Henry Irving, who Stoker once worked for as a personal assistant, is thought to be the man Stoker had in mind when he described Dracula. Apparently Stoker felt a play of the book would be a great starring role for Irving.

 

Random vaguely related links!

 

8 Things You Didn't Know About Halloween - PBS NewsHour

Even PBS is getting on the "people will click numbered lists!" train. From point number three:

"Vampires in contemporary pop culture are often demonic aristocrats or people plagued by a virus. But in the 1600 and 1700s, it was believed that people became vampires because they had been criminals in life or had done sinful things, said Titus Hjelm, lecturer at University College London."

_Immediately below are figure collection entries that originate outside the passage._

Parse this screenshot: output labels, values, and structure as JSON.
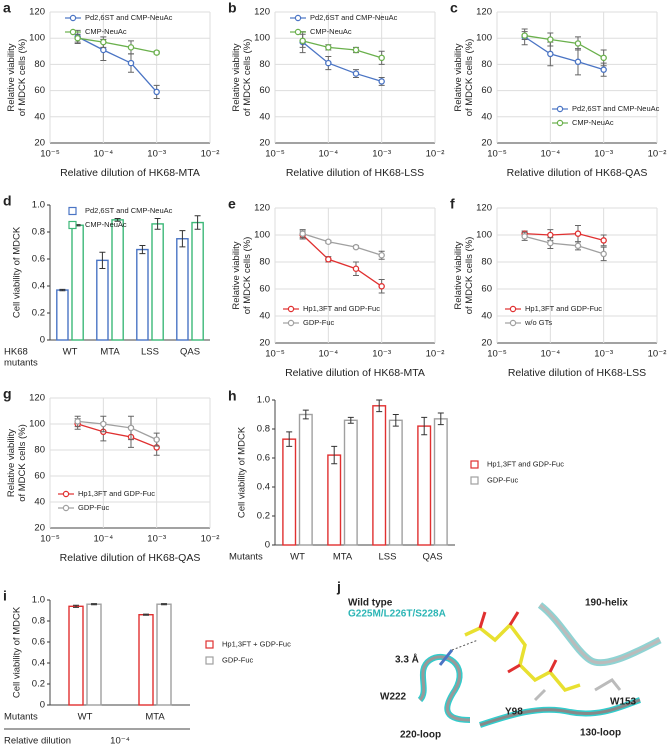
{
  "chart_data": [
    {
      "panel": "a",
      "type": "line",
      "xscale": "log",
      "x": [
        3.3e-05,
        0.0001,
        0.00033,
        0.001
      ],
      "xlim": [
        1e-05,
        0.01
      ],
      "xticks": [
        {
          "value": 1e-05,
          "label": "10⁻⁵"
        },
        {
          "value": 0.0001,
          "label": "10⁻⁴"
        },
        {
          "value": 0.001,
          "label": "10⁻³"
        },
        {
          "value": 0.01,
          "label": "10⁻²"
        }
      ],
      "ylim": [
        20,
        120
      ],
      "yticks": [
        20,
        40,
        60,
        80,
        100,
        120
      ],
      "grid": true,
      "legend": "upper-left",
      "x_label": "Relative dilution of HK68-MTA",
      "y_label": [
        "Relative viability",
        "of MDCK cells (%)"
      ],
      "series": [
        {
          "name": "Pd2,6ST and CMP-NeuAc",
          "color": "#4a74c4",
          "values": [
            101,
            91,
            81,
            59
          ],
          "errors": [
            5,
            8,
            7,
            5
          ]
        },
        {
          "name": "CMP-NeuAc",
          "color": "#6ab04c",
          "values": [
            100,
            97,
            93,
            89
          ],
          "errors": [
            3,
            4,
            5,
            1
          ]
        }
      ]
    },
    {
      "panel": "b",
      "type": "line",
      "xscale": "log",
      "x": [
        3.3e-05,
        0.0001,
        0.00033,
        0.001
      ],
      "xlim": [
        1e-05,
        0.01
      ],
      "xticks": [
        {
          "value": 1e-05,
          "label": "10⁻⁵"
        },
        {
          "value": 0.0001,
          "label": "10⁻⁴"
        },
        {
          "value": 0.001,
          "label": "10⁻³"
        },
        {
          "value": 0.01,
          "label": "10⁻²"
        }
      ],
      "ylim": [
        20,
        120
      ],
      "yticks": [
        20,
        40,
        60,
        80,
        100,
        120
      ],
      "grid": true,
      "legend": "upper-left",
      "x_label": "Relative dilution of HK68-LSS",
      "y_label": [
        "Relative viability",
        "of MDCK cells (%)"
      ],
      "series": [
        {
          "name": "Pd2,6ST and CMP-NeuAc",
          "color": "#4a74c4",
          "values": [
            97,
            81,
            73,
            67
          ],
          "errors": [
            8,
            5,
            3,
            3
          ]
        },
        {
          "name": "CMP-NeuAc",
          "color": "#6ab04c",
          "values": [
            98,
            93,
            91,
            85
          ],
          "errors": [
            5,
            2,
            2,
            5
          ]
        }
      ]
    },
    {
      "panel": "c",
      "type": "line",
      "xscale": "log",
      "x": [
        3.3e-05,
        0.0001,
        0.00033,
        0.001
      ],
      "xlim": [
        1e-05,
        0.01
      ],
      "xticks": [
        {
          "value": 1e-05,
          "label": "10⁻⁵"
        },
        {
          "value": 0.0001,
          "label": "10⁻⁴"
        },
        {
          "value": 0.001,
          "label": "10⁻³"
        },
        {
          "value": 0.01,
          "label": "10⁻²"
        }
      ],
      "ylim": [
        20,
        120
      ],
      "yticks": [
        20,
        40,
        60,
        80,
        100,
        120
      ],
      "grid": true,
      "legend": "lower-right",
      "x_label": "Relative dilution of HK68-QAS",
      "y_label": [
        "Relative viability",
        "of MDCK cells (%)"
      ],
      "series": [
        {
          "name": "Pd2,6ST and CMP-NeuAc",
          "color": "#4a74c4",
          "values": [
            101,
            88,
            82,
            76
          ],
          "errors": [
            6,
            9,
            10,
            5
          ]
        },
        {
          "name": "CMP-NeuAc",
          "color": "#6ab04c",
          "values": [
            102,
            99,
            96,
            85
          ],
          "errors": [
            3,
            5,
            5,
            6
          ]
        }
      ]
    },
    {
      "panel": "d",
      "type": "bar",
      "categories": [
        "WT",
        "MTA",
        "LSS",
        "QAS"
      ],
      "ylim": [
        0,
        1
      ],
      "yticks": [
        0,
        0.2,
        0.4,
        0.6,
        0.8,
        {
          "value": 1,
          "label": "1.0"
        }
      ],
      "legend": "upper-left",
      "x_label": [
        "HK68",
        "mutants"
      ],
      "y_label": [
        "Cell viability of MDCK"
      ],
      "series": [
        {
          "name": "Pd2,6ST and CMP-NeuAc",
          "color": "#4a74c4",
          "values": [
            0.37,
            0.59,
            0.67,
            0.75
          ],
          "errors": [
            0.005,
            0.06,
            0.03,
            0.06
          ]
        },
        {
          "name": "CMP-NeuAc",
          "color": "#3cb878",
          "values": [
            0.85,
            0.89,
            0.86,
            0.87
          ],
          "errors": [
            0.005,
            0.01,
            0.04,
            0.05
          ]
        }
      ]
    },
    {
      "panel": "e",
      "type": "line",
      "xscale": "log",
      "x": [
        3.3e-05,
        0.0001,
        0.00033,
        0.001
      ],
      "xlim": [
        1e-05,
        0.01
      ],
      "xticks": [
        {
          "value": 1e-05,
          "label": "10⁻⁵"
        },
        {
          "value": 0.0001,
          "label": "10⁻⁴"
        },
        {
          "value": 0.001,
          "label": "10⁻³"
        },
        {
          "value": 0.01,
          "label": "10⁻²"
        }
      ],
      "ylim": [
        20,
        120
      ],
      "yticks": [
        20,
        40,
        60,
        80,
        100,
        120
      ],
      "grid": true,
      "legend": "lower-left",
      "x_label": "Relative dilution of HK68-MTA",
      "y_label": [
        "Relative viability",
        "of MDCK cells (%)"
      ],
      "series": [
        {
          "name": "Hp1,3FT and GDP-Fuc",
          "color": "#e03030",
          "values": [
            100,
            82,
            75,
            62
          ],
          "errors": [
            3,
            2,
            5,
            5
          ]
        },
        {
          "name": "GDP-Fuc",
          "color": "#a0a0a0",
          "values": [
            101,
            95,
            91,
            85
          ],
          "errors": [
            3,
            1,
            1,
            3
          ]
        }
      ]
    },
    {
      "panel": "f",
      "type": "line",
      "xscale": "log",
      "x": [
        3.3e-05,
        0.0001,
        0.00033,
        0.001
      ],
      "xlim": [
        1e-05,
        0.01
      ],
      "xticks": [
        {
          "value": 1e-05,
          "label": "10⁻⁵"
        },
        {
          "value": 0.0001,
          "label": "10⁻⁴"
        },
        {
          "value": 0.001,
          "label": "10⁻³"
        },
        {
          "value": 0.01,
          "label": "10⁻²"
        }
      ],
      "ylim": [
        20,
        120
      ],
      "yticks": [
        20,
        40,
        60,
        80,
        100,
        120
      ],
      "grid": true,
      "legend": "lower-left",
      "x_label": "Relative dilution of HK68-LSS",
      "y_label": [
        "Relative viability",
        "of MDCK cells (%)"
      ],
      "series": [
        {
          "name": "Hp1,3FT and GDP-Fuc",
          "color": "#e03030",
          "values": [
            101,
            100,
            101,
            96
          ],
          "errors": [
            2,
            4,
            6,
            4
          ]
        },
        {
          "name": "w/o GTs",
          "color": "#a0a0a0",
          "values": [
            99,
            94,
            92,
            86
          ],
          "errors": [
            3,
            4,
            3,
            5
          ]
        }
      ]
    },
    {
      "panel": "g",
      "type": "line",
      "xscale": "log",
      "x": [
        3.3e-05,
        0.0001,
        0.00033,
        0.001
      ],
      "xlim": [
        1e-05,
        0.01
      ],
      "xticks": [
        {
          "value": 1e-05,
          "label": "10⁻⁵"
        },
        {
          "value": 0.0001,
          "label": "10⁻⁴"
        },
        {
          "value": 0.001,
          "label": "10⁻³"
        },
        {
          "value": 0.01,
          "label": "10⁻²"
        }
      ],
      "ylim": [
        20,
        120
      ],
      "yticks": [
        20,
        40,
        60,
        80,
        100,
        120
      ],
      "grid": true,
      "legend": "lower-left",
      "x_label": "Relative dilution of HK68-QAS",
      "y_label": [
        "Relative viability",
        "of MDCK cells (%)"
      ],
      "series": [
        {
          "name": "Hp1,3FT and GDP-Fuc",
          "color": "#e03030",
          "values": [
            100,
            94,
            90,
            82
          ],
          "errors": [
            4,
            7,
            8,
            6
          ]
        },
        {
          "name": "GDP-Fuc",
          "color": "#a0a0a0",
          "values": [
            102,
            100,
            97,
            88
          ],
          "errors": [
            4,
            6,
            9,
            5
          ]
        }
      ]
    },
    {
      "panel": "h",
      "type": "bar",
      "categories": [
        "WT",
        "MTA",
        "LSS",
        "QAS"
      ],
      "ylim": [
        0,
        1
      ],
      "yticks": [
        0,
        0.2,
        0.4,
        0.6,
        0.8,
        {
          "value": 1,
          "label": "1.0"
        }
      ],
      "legend": "right",
      "x_label": [
        "Mutants"
      ],
      "y_label": [
        "Cell viability of MDCK"
      ],
      "series": [
        {
          "name": "Hp1,3FT and GDP-Fuc",
          "color": "#e03030",
          "values": [
            0.73,
            0.62,
            0.96,
            0.82
          ],
          "errors": [
            0.05,
            0.06,
            0.04,
            0.06
          ]
        },
        {
          "name": "GDP-Fuc",
          "color": "#a0a0a0",
          "values": [
            0.9,
            0.86,
            0.86,
            0.87
          ],
          "errors": [
            0.03,
            0.02,
            0.04,
            0.04
          ]
        }
      ]
    },
    {
      "panel": "i",
      "type": "bar",
      "categories": [
        "WT",
        "MTA"
      ],
      "ylim": [
        0,
        1
      ],
      "yticks": [
        0,
        0.2,
        0.4,
        0.6,
        0.8,
        {
          "value": 1,
          "label": "1.0"
        }
      ],
      "legend": "right",
      "x_label": [
        "Mutants"
      ],
      "y_label": [
        "Cell viability of MDCK"
      ],
      "annotations": [
        "Relative dilution",
        "10⁻⁴"
      ],
      "series": [
        {
          "name": "Hp1,3FT + GDP-Fuc",
          "color": "#e03030",
          "values": [
            0.94,
            0.86
          ],
          "errors": [
            0.01,
            0.005
          ]
        },
        {
          "name": "GDP-Fuc",
          "color": "#a0a0a0",
          "values": [
            0.96,
            0.96
          ],
          "errors": [
            0.005,
            0.005
          ]
        }
      ]
    }
  ],
  "structure": {
    "panel": "j",
    "labels": [
      "Wild type",
      "G225M/L226T/S228A",
      "190-helix",
      "3.3 Å",
      "W222",
      "Y98",
      "W153",
      "220-loop",
      "130-loop"
    ]
  }
}
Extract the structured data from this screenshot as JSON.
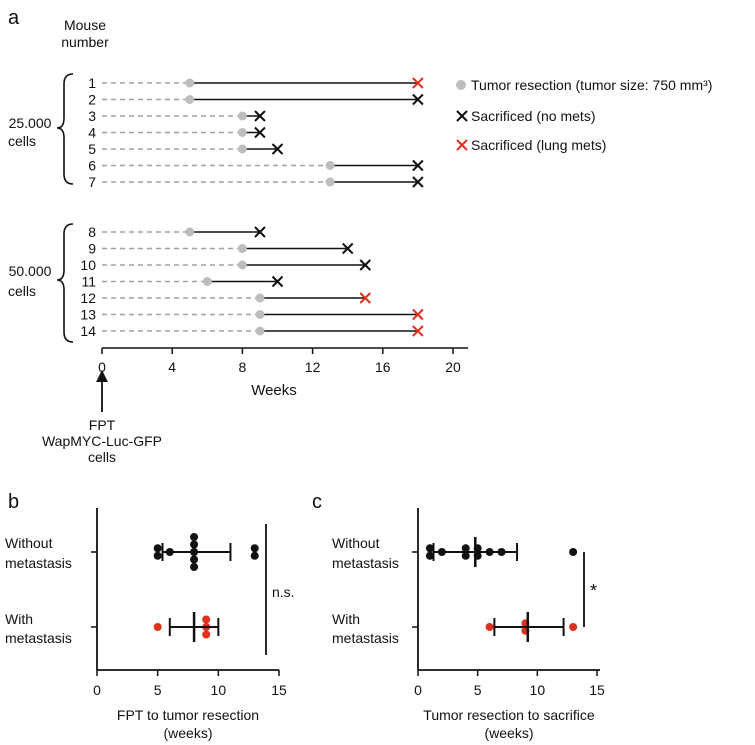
{
  "chart_data": [
    {
      "panel_label": "a",
      "type": "timeline",
      "xlabel": "Weeks",
      "xlim": [
        0,
        20
      ],
      "xticks": [
        0,
        4,
        8,
        12,
        16,
        20
      ],
      "row_header": [
        "Mouse",
        "number"
      ],
      "groups": [
        {
          "label_lines": [
            "25.000",
            "cells"
          ],
          "mice": [
            1,
            2,
            3,
            4,
            5,
            6,
            7
          ]
        },
        {
          "label_lines": [
            "50.000",
            "cells"
          ],
          "mice": [
            8,
            9,
            10,
            11,
            12,
            13,
            14
          ]
        }
      ],
      "mice": [
        {
          "id": 1,
          "resection": 5,
          "sacrifice": 18,
          "outcome": "lung_mets"
        },
        {
          "id": 2,
          "resection": 5,
          "sacrifice": 18,
          "outcome": "no_mets"
        },
        {
          "id": 3,
          "resection": 8,
          "sacrifice": 9,
          "outcome": "no_mets"
        },
        {
          "id": 4,
          "resection": 8,
          "sacrifice": 9,
          "outcome": "no_mets"
        },
        {
          "id": 5,
          "resection": 8,
          "sacrifice": 10,
          "outcome": "no_mets"
        },
        {
          "id": 6,
          "resection": 13,
          "sacrifice": 18,
          "outcome": "no_mets"
        },
        {
          "id": 7,
          "resection": 13,
          "sacrifice": 18,
          "outcome": "no_mets"
        },
        {
          "id": 8,
          "resection": 5,
          "sacrifice": 9,
          "outcome": "no_mets"
        },
        {
          "id": 9,
          "resection": 8,
          "sacrifice": 14,
          "outcome": "no_mets"
        },
        {
          "id": 10,
          "resection": 8,
          "sacrifice": 15,
          "outcome": "no_mets"
        },
        {
          "id": 11,
          "resection": 6,
          "sacrifice": 10,
          "outcome": "no_mets"
        },
        {
          "id": 12,
          "resection": 9,
          "sacrifice": 15,
          "outcome": "lung_mets"
        },
        {
          "id": 13,
          "resection": 9,
          "sacrifice": 18,
          "outcome": "lung_mets"
        },
        {
          "id": 14,
          "resection": 9,
          "sacrifice": 18,
          "outcome": "lung_mets"
        }
      ],
      "legend": {
        "resection": "Tumor resection (tumor size: 750 mm³)",
        "no_mets": "Sacrificed (no mets)",
        "lung_mets": "Sacrificed (lung mets)"
      },
      "annotation_lines": [
        "FPT",
        "WapMYC-Luc-GFP",
        "cells"
      ]
    },
    {
      "panel_label": "b",
      "type": "scatter",
      "xlabel_lines": [
        "FPT to tumor resection",
        "(weeks)"
      ],
      "xlim": [
        0,
        15
      ],
      "xticks": [
        0,
        5,
        10,
        15
      ],
      "groups": [
        {
          "label_lines": [
            "Without",
            "metastasis"
          ],
          "values": [
            5,
            5,
            6,
            8,
            8,
            8,
            8,
            8,
            13,
            13
          ],
          "mean": 8,
          "sd_low": 5.4,
          "sd_high": 11
        },
        {
          "label_lines": [
            "With",
            "metastasis"
          ],
          "values": [
            5,
            9,
            9,
            9
          ],
          "mean": 8,
          "sd_low": 6,
          "sd_high": 10
        }
      ],
      "significance": "n.s."
    },
    {
      "panel_label": "c",
      "type": "scatter",
      "xlabel_lines": [
        "Tumor resection to sacrifice",
        "(weeks)"
      ],
      "xlim": [
        0,
        15
      ],
      "xticks": [
        0,
        5,
        10,
        15
      ],
      "groups": [
        {
          "label_lines": [
            "Without",
            "metastasis"
          ],
          "values": [
            1,
            1,
            2,
            4,
            4,
            5,
            5,
            6,
            7,
            13
          ],
          "mean": 4.8,
          "sd_low": 1.3,
          "sd_high": 8.3
        },
        {
          "label_lines": [
            "With",
            "metastasis"
          ],
          "values": [
            6,
            9,
            9,
            13
          ],
          "mean": 9.2,
          "sd_low": 6.4,
          "sd_high": 12.2
        }
      ],
      "significance": "*"
    }
  ],
  "colors": {
    "black": "#111111",
    "red": "#e0301e",
    "resection_dot": "#bdbdbd",
    "dashed": "#a0a0a0"
  }
}
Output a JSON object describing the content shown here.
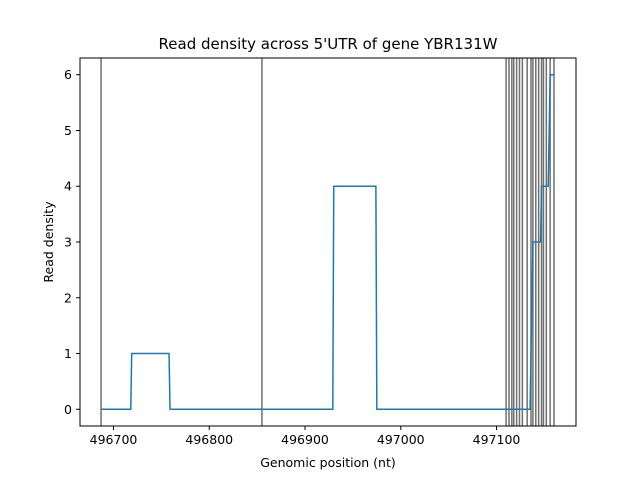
{
  "chart_data": {
    "type": "line",
    "title": "Read density across 5'UTR of gene YBR131W",
    "xlabel": "Genomic position (nt)",
    "ylabel": "Read density",
    "xlim": [
      496665,
      497183
    ],
    "ylim": [
      -0.3,
      6.3
    ],
    "xticks": [
      496700,
      496800,
      496900,
      497000,
      497100
    ],
    "xtick_labels": [
      "496700",
      "496800",
      "496900",
      "497000",
      "497100"
    ],
    "yticks": [
      0,
      1,
      2,
      3,
      4,
      5,
      6
    ],
    "ytick_labels": [
      "0",
      "1",
      "2",
      "3",
      "4",
      "5",
      "6"
    ],
    "grid": false,
    "series": [
      {
        "color": "#1f77b4",
        "x": [
          496687,
          496718,
          496719,
          496758,
          496759,
          496929,
          496930,
          496974,
          496975,
          497135,
          497136,
          497137,
          497138,
          497144,
          497145,
          497146,
          497147,
          497153,
          497154,
          497155,
          497156,
          497159,
          497160
        ],
        "y": [
          0,
          0,
          1,
          1,
          0,
          0,
          4,
          4,
          0,
          0,
          1,
          2,
          3,
          3,
          3,
          3,
          4,
          4,
          4,
          5,
          6,
          6,
          6
        ]
      }
    ],
    "vlines": {
      "color": "#333333",
      "x": [
        496687,
        496855,
        497110,
        497113,
        497116,
        497118,
        497121,
        497124,
        497127,
        497132,
        497136,
        497138,
        497141,
        497144,
        497147,
        497149,
        497152,
        497156,
        497160
      ]
    }
  }
}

Because I always google academics in lists like this - because they may have written a book I might want - I found Hjelm's page at the college. And had to smile because he has a widow's peak, which seemed appropriate.

 

The rest of the list is also interesting - and I'll repost their link in number 7 about the War of the World's panic from an article posted last year:

 

The Myth of the War of the World's Panic - Slate Magazine

 

I have a moment of missing teaching every year because I'd always play parts of the 1938 radio broadcast and discuss this bit. It's always been assumed that the scale of the panic was exaggerated - because it made a good story. People did panic, it just wasn't a vast, "call the national guard" scale of problem.